Scotland’s Controversial New Hate Crime Law Set to Come Into Effect April 1

Stirring up racial hatred by threatening, abusive, or insulting behavior was already illegal under Scotland’s Public Order Act 1986, but the bill expands the law to other protected categories.

Interior of the Scottish Parliament building. (Photo: Andrew Bowden/Flickr)

A new law in Scotland related to “hate crimes” that has garnered criticism from the country’s Catholic bishops is set to come into effect April 1 after being passed into law nearly two years ago. 

The new law — which the Scottish government says modernizes and “extends” existing hate crime law — creates a new crime of stirring up hatred against any of the protected groups covered by the bill. Covered characteristics include race, religion, sexual orientation, and transgender identity.

Stirring up racial hatred by threatening, abusive, or insulting behavior was already illegal under Scotland’s Public Order Act 1986, but the bill expands the law to other protected categories. 

Specifically, the bill criminalizes threatening or abusive behavior based on a person’s age, disability, race, color, nationality (including citizenship), or ethnic or national origins, religion or perceived religious affiliation, sexual orientation, transgender identity, or variations in sex characteristics. 

Controversially, the bill does not include “sex” as a protected characteristic. The bill was passed by the Scottish Parliament on March 11, 2021, and became law on April 23, 2021. 

The bill has generated considerable controversy since the Scottish government first introduced the Hate Crime and Public Order (Scotland) Bill during April 2020 in response to an independent review of hate crime laws led by Alastair Campbell, Lord Bracadale, a retired judge. Humza Yousaf, Scotland’s former justice minister and later first minister, has shepherded the bill through Parliament. 

In a statement issued July 29, 2020, the Catholic bishops of Scotland argued that the bill could lead to censorship of Catholic teaching if documents such as the Bible or the Catechism of the Catholic Church are deemed “inflammatory material.” The bishops also noted that pronouncements of Catholic teaching on sex and gender “might be perceived by others as an abuse of their own, personal worldview and likely to stir up hatred.”

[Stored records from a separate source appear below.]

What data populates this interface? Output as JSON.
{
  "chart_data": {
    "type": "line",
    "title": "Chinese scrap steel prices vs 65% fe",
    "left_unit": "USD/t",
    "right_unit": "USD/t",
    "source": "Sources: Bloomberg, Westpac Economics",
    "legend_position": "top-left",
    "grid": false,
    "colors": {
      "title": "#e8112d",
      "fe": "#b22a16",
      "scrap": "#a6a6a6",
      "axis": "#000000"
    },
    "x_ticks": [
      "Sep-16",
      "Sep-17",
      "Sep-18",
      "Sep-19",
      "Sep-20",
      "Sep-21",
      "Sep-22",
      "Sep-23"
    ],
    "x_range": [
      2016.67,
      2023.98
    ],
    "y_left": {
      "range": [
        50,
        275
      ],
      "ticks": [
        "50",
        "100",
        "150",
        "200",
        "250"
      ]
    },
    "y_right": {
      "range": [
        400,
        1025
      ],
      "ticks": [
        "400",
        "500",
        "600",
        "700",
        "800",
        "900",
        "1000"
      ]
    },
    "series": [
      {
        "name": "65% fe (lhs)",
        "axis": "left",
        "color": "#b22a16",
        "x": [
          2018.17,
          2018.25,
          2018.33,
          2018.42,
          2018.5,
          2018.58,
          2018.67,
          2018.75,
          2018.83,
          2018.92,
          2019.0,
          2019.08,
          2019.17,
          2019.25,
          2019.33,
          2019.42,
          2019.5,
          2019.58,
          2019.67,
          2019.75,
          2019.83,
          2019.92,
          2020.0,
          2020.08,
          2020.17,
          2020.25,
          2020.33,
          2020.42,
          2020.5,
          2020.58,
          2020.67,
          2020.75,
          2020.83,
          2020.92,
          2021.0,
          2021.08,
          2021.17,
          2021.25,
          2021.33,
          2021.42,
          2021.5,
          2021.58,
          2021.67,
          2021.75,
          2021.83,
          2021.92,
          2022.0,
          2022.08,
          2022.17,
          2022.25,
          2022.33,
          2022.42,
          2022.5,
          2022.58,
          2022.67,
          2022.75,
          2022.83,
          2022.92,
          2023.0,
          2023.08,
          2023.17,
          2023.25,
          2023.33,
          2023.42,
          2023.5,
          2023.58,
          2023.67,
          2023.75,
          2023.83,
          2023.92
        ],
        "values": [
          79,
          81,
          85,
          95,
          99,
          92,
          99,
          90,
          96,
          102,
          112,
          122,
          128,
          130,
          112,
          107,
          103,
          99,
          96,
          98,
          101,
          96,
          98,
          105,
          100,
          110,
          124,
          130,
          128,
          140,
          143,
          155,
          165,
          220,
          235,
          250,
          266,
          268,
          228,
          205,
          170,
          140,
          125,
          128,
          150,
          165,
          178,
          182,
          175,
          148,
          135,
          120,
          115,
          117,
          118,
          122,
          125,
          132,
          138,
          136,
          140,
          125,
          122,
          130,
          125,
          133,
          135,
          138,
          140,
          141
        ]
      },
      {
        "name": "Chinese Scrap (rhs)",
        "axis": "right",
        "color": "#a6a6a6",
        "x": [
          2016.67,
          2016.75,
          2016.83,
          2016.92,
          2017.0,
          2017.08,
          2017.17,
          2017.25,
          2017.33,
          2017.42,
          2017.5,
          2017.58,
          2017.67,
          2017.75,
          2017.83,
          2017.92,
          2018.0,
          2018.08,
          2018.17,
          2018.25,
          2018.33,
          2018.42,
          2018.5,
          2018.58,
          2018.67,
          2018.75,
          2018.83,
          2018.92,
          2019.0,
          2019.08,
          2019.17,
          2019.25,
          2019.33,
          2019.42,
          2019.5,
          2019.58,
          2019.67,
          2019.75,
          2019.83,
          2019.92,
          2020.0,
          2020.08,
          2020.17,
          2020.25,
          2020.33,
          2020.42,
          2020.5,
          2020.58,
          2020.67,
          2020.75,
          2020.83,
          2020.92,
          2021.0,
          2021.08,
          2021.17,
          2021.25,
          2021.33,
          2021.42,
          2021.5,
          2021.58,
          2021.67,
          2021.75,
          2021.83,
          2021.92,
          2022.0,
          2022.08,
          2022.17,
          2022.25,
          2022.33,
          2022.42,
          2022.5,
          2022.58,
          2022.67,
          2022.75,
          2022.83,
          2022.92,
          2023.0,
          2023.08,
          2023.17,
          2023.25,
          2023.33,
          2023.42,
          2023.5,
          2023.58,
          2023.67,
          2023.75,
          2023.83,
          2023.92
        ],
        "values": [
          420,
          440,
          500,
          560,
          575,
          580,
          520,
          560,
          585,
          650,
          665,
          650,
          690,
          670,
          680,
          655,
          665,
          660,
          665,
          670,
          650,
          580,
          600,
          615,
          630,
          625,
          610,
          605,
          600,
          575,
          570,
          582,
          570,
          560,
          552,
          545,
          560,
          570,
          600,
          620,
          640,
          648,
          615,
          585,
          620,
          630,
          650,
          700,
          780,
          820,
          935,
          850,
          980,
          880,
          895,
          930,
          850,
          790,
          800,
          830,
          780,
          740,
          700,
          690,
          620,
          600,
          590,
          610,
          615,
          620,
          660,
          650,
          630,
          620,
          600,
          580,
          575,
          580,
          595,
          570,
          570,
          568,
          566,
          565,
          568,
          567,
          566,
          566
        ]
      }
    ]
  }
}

In 2021, the Catholic Parliamentary Office, a public policy agency of the Scottish bishops, said that it remained “deeply concerned” by proposed drafts of the section of the bill relating to freedom of expression, especially a lack of protections for the expression of the Christian view of sexual orientation and transgender identity. 

“There should be no threat of prosecution for expressing the belief that, for example, there are only two sexes or genders; that a man cannot become a woman and vice versa; or that marriage can only be between one man and one woman,” the office stated at the time. 

The current text of the bill includes a provision meant to protect religious freedom of expression, stating that “behavior or material is not to be taken to be threatening or abusive solely on the basis that it involves or includes … discussion or criticism relating to, or expressions of antipathy, dislike, ridicule, or insult towards … religious beliefs or practices.” 

The BBC reported that Police Scotland has pledged to investigate every hate crime complaint it receives, even though last week the force said it would no longer investigate every “low level” crime in Scotland, including some cases of theft.

A January 2023 report from the Scottish government found that nearly half of all religion-aggravated hate crime reports (47%) in the country in 2020-21 and 2021-22 were against Catholics.